His mother is, too, and has made mental health care a priority of her public service. Therapists are still relatively scarce in Iowa, but there are hotlines and telehealth options that didn’t exist 10 or 20 years ago. She said people are more willing to talk about it, too, especially since the Covid pandemic.

But she knows her son’s story is rare. On their way to lunch a few months ago, he spotted one of the guys he met through the Iowa PATH program (Positive Alternatives to Hospitalization), which helps folks who struggle with homelessness, mental illness and substance abuse.

“Matt saw one of his buddies — he still calls him a buddy — who still suffers and never got the help he needed,” Angela Connolly said. “Matt is a total success story, but it’s always in the back of my mind.

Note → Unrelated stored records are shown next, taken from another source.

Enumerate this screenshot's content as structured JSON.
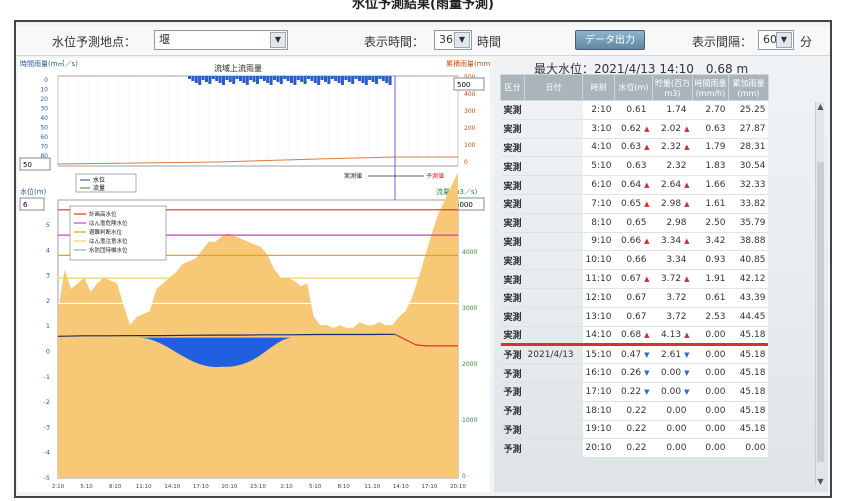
{
  "page": {
    "heading": "水位予測結果(雨量予測)"
  },
  "controls": {
    "station_label": "水位予測地点：",
    "station_value": "堰",
    "display_time_label": "表示時間：",
    "display_time_value": "36",
    "display_time_unit": "時間",
    "export_button": "データ出力",
    "interval_label": "表示間隔：",
    "interval_value": "60",
    "interval_unit": "分"
  },
  "rain_chart": {
    "title": "流域上流雨量",
    "left_axis_label": "時間雨量(m㎥／s)",
    "right_axis_label": "累積雨量(mm)",
    "left_ticks": [
      "0",
      "10",
      "20",
      "30",
      "40",
      "50",
      "60",
      "70",
      "80",
      "90"
    ],
    "right_ticks": [
      "0",
      "100",
      "200",
      "300",
      "400",
      "500"
    ],
    "right_select_value": "500",
    "left_select_value": "50",
    "legend": [
      "水位",
      "流量"
    ],
    "actual_label": "実測値",
    "forecast_label": "予測値"
  },
  "level_chart": {
    "left_axis_label": "水位(m)",
    "right_axis_label": "流量(m3／s)",
    "left_select_value": "6",
    "right_select_value": "5000",
    "left_ticks": [
      "-5",
      "-4",
      "-3",
      "-2",
      "-1",
      "0",
      "1",
      "2",
      "3",
      "4",
      "5"
    ],
    "right_ticks": [
      "0",
      "1000",
      "2000",
      "3000",
      "4000"
    ],
    "legend": [
      "計画高水位",
      "はん濫危険水位",
      "避難判断水位",
      "はん濫注意水位",
      "水防団待機水位"
    ],
    "x_ticks": [
      "2:10",
      "5:10",
      "8:10",
      "11:10",
      "14:10",
      "17:10",
      "20:10",
      "23:10",
      "2:10",
      "5:10",
      "8:10",
      "11:10",
      "14:10",
      "17:10",
      "20:10"
    ]
  },
  "chart_data": {
    "type": "area",
    "x_label": "",
    "threshold_lines": [
      {
        "name": "計画高水位",
        "value": 5.6,
        "color": "#e03030"
      },
      {
        "name": "はん濫危険水位",
        "value": 4.6,
        "color": "#d23ad2"
      },
      {
        "name": "避難判断水位",
        "value": 3.8,
        "color": "#e8a028"
      },
      {
        "name": "はん濫注意水位",
        "value": 2.9,
        "color": "#f0d060"
      },
      {
        "name": "水防団待機水位",
        "value": 1.9,
        "color": "#ffffff"
      }
    ],
    "flow_profile": [
      0.4,
      0.25,
      0.32,
      0.3,
      0.28,
      0.33,
      0.3,
      0.28,
      0.29,
      0.3,
      0.38,
      0.45,
      0.42,
      0.41,
      0.4,
      0.32,
      0.3,
      0.28,
      0.26,
      0.23,
      0.22,
      0.21,
      0.18,
      0.15,
      0.15,
      0.13,
      0.12,
      0.13,
      0.14,
      0.15,
      0.16,
      0.17,
      0.2,
      0.25,
      0.28,
      0.28,
      0.29,
      0.31,
      0.3,
      0.42,
      0.45,
      0.45,
      0.46,
      0.45,
      0.46,
      0.46,
      0.44,
      0.45,
      0.45,
      0.44,
      0.45,
      0.45,
      0.42,
      0.4,
      0.35,
      0.28,
      0.2,
      0.12,
      0.05,
      0.0,
      -0.05,
      -0.1
    ],
    "water_level_actual": [
      0.6,
      0.62,
      0.62,
      0.63,
      0.63,
      0.64,
      0.65,
      0.65,
      0.66,
      0.66,
      0.67,
      0.67,
      0.67,
      0.68
    ],
    "water_level_forecast": [
      0.47,
      0.26,
      0.22,
      0.22,
      0.22,
      0.22
    ],
    "depression_min": -0.6
  },
  "table": {
    "max_level_label": "最大水位：2021/4/13 14:10　0.68 m",
    "headers": [
      "区分",
      "日付",
      "時刻",
      "水位(m)",
      "貯量(百万m3)",
      "時間雨量(mm/h)",
      "累加雨量(mm)"
    ],
    "rows": [
      {
        "kind": "実測",
        "date": "",
        "time": "2:10",
        "level": "0.61",
        "ld": "",
        "storage": "1.74",
        "sd": "",
        "rain": "2.70",
        "cum": "25.25"
      },
      {
        "kind": "実測",
        "date": "",
        "time": "3:10",
        "level": "0.62",
        "ld": "▲",
        "storage": "2.02",
        "sd": "▲",
        "rain": "0.63",
        "cum": "27.87"
      },
      {
        "kind": "実測",
        "date": "",
        "time": "4:10",
        "level": "0.63",
        "ld": "▲",
        "storage": "2.32",
        "sd": "▲",
        "rain": "1.79",
        "cum": "28.31"
      },
      {
        "kind": "実測",
        "date": "",
        "time": "5:10",
        "level": "0.63",
        "ld": "",
        "storage": "2.32",
        "sd": "",
        "rain": "1.83",
        "cum": "30.54"
      },
      {
        "kind": "実測",
        "date": "",
        "time": "6:10",
        "level": "0.64",
        "ld": "▲",
        "storage": "2.64",
        "sd": "▲",
        "rain": "1.66",
        "cum": "32.33"
      },
      {
        "kind": "実測",
        "date": "",
        "time": "7:10",
        "level": "0.65",
        "ld": "▲",
        "storage": "2.98",
        "sd": "▲",
        "rain": "1.61",
        "cum": "33.82"
      },
      {
        "kind": "実測",
        "date": "",
        "time": "8:10",
        "level": "0.65",
        "ld": "",
        "storage": "2.98",
        "sd": "",
        "rain": "2.50",
        "cum": "35.79"
      },
      {
        "kind": "実測",
        "date": "",
        "time": "9:10",
        "level": "0.66",
        "ld": "▲",
        "storage": "3.34",
        "sd": "▲",
        "rain": "3.42",
        "cum": "38.88"
      },
      {
        "kind": "実測",
        "date": "",
        "time": "10:10",
        "level": "0.66",
        "ld": "",
        "storage": "3.34",
        "sd": "",
        "rain": "0.93",
        "cum": "40.85"
      },
      {
        "kind": "実測",
        "date": "",
        "time": "11:10",
        "level": "0.67",
        "ld": "▲",
        "storage": "3.72",
        "sd": "▲",
        "rain": "1.91",
        "cum": "42.12"
      },
      {
        "kind": "実測",
        "date": "",
        "time": "12:10",
        "level": "0.67",
        "ld": "",
        "storage": "3.72",
        "sd": "",
        "rain": "0.61",
        "cum": "43.39"
      },
      {
        "kind": "実測",
        "date": "",
        "time": "13:10",
        "level": "0.67",
        "ld": "",
        "storage": "3.72",
        "sd": "",
        "rain": "2.53",
        "cum": "44.45"
      },
      {
        "kind": "実測",
        "date": "",
        "time": "14:10",
        "level": "0.68",
        "ld": "▲",
        "storage": "4.13",
        "sd": "▲",
        "rain": "0.00",
        "cum": "45.18"
      },
      {
        "kind": "予測",
        "date": "2021/4/13",
        "time": "15:10",
        "level": "0.47",
        "ld": "▼",
        "storage": "2.61",
        "sd": "▼",
        "rain": "0.00",
        "cum": "45.18"
      },
      {
        "kind": "予測",
        "date": "",
        "time": "16:10",
        "level": "0.26",
        "ld": "▼",
        "storage": "0.00",
        "sd": "▼",
        "rain": "0.00",
        "cum": "45.18"
      },
      {
        "kind": "予測",
        "date": "",
        "time": "17:10",
        "level": "0.22",
        "ld": "▼",
        "storage": "0.00",
        "sd": "▼",
        "rain": "0.00",
        "cum": "45.18"
      },
      {
        "kind": "予測",
        "date": "",
        "time": "18:10",
        "level": "0.22",
        "ld": "",
        "storage": "0.00",
        "sd": "",
        "rain": "0.00",
        "cum": "45.18"
      },
      {
        "kind": "予測",
        "date": "",
        "time": "19:10",
        "level": "0.22",
        "ld": "",
        "storage": "0.00",
        "sd": "",
        "rain": "0.00",
        "cum": "45.18"
      },
      {
        "kind": "予測",
        "date": "",
        "time": "20:10",
        "level": "0.22",
        "ld": "",
        "storage": "0.00",
        "sd": "",
        "rain": "0.00",
        "cum": "0.00"
      }
    ]
  }
}
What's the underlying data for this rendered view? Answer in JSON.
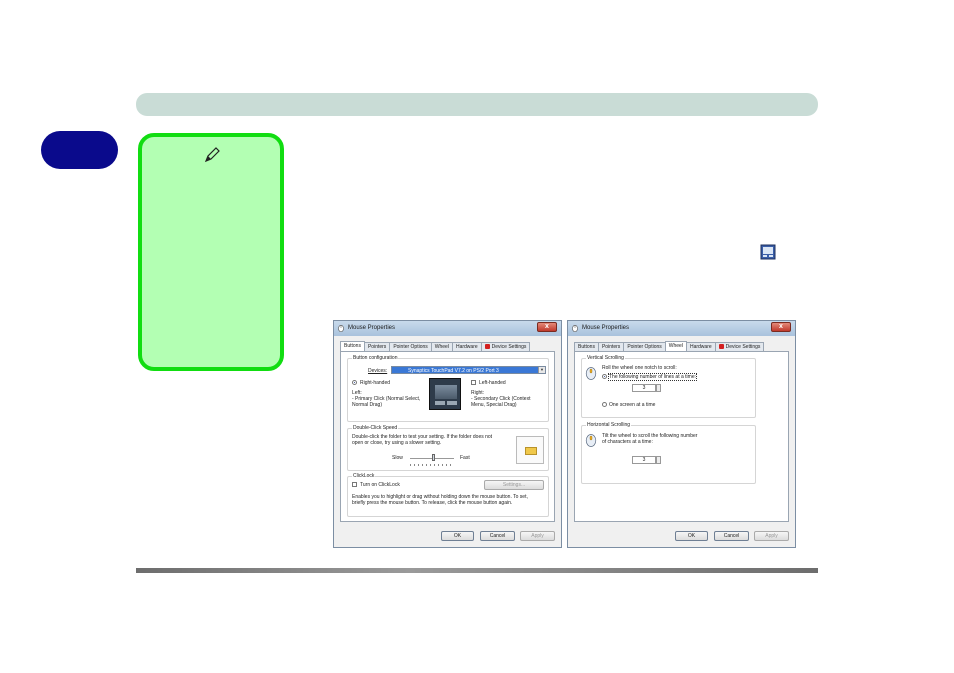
{
  "left_dialog": {
    "title": "Mouse Properties",
    "close": "x",
    "tabs": [
      "Buttons",
      "Pointers",
      "Pointer Options",
      "Wheel",
      "Hardware",
      "Device Settings"
    ],
    "button_configuration": {
      "title": "Button configuration",
      "devices_label": "Devices:",
      "devices_value": "Synaptics TouchPad V7.2 on PS/2 Port 3",
      "right_handed": "Right-handed",
      "left_handed": "Left-handed",
      "left_desc_1": "Left:",
      "left_desc_2": "- Primary Click (Normal Select,",
      "left_desc_3": "Normal Drag)",
      "right_desc_1": "Right:",
      "right_desc_2": "- Secondary Click (Context",
      "right_desc_3": "Menu, Special Drag)"
    },
    "double_click": {
      "title": "Double-Click Speed",
      "desc_1": "Double-click the folder to test your setting.  If the folder does not",
      "desc_2": "open or close, try using a slower setting.",
      "slow": "Slow",
      "fast": "Fast",
      "speed_level": 0.55
    },
    "clicklock": {
      "title": "ClickLock",
      "checkbox": "Turn on ClickLock",
      "settings": "Settings...",
      "desc_1": "Enables you to highlight or drag without holding down the mouse button.  To set,",
      "desc_2": "briefly press the mouse button.  To release, click the mouse button again."
    },
    "buttons": {
      "ok": "OK",
      "cancel": "Cancel",
      "apply": "Apply"
    }
  },
  "right_dialog": {
    "title": "Mouse Properties",
    "close": "x",
    "tabs": [
      "Buttons",
      "Pointers",
      "Pointer Options",
      "Wheel",
      "Hardware",
      "Device Settings"
    ],
    "vertical": {
      "title": "Vertical Scrolling",
      "desc": "Roll the wheel one notch to scroll:",
      "option_lines": "The following number of lines at a time:",
      "lines_value": "3",
      "option_screen": "One screen at a time"
    },
    "horizontal": {
      "title": "Horizontal Scrolling",
      "desc_1": "Tilt the wheel to scroll the following number",
      "desc_2": "of characters at a time:",
      "chars_value": "3"
    },
    "buttons": {
      "ok": "OK",
      "cancel": "Cancel",
      "apply": "Apply"
    }
  }
}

He works at it every day.”


By the numbers

Matt Connolly currently serves as president of the board of Mindspring Mental Health Alliance, a local nonprofit that provides free mental health education, support and advocacy programs. According to their statistics from the Centers for Disease Control and Prevention:

50% of Americans will be diagnosed with a mental illness or disorder at some point in their lifetime.

1 in 5 Americans will experience a mental illness in a given year.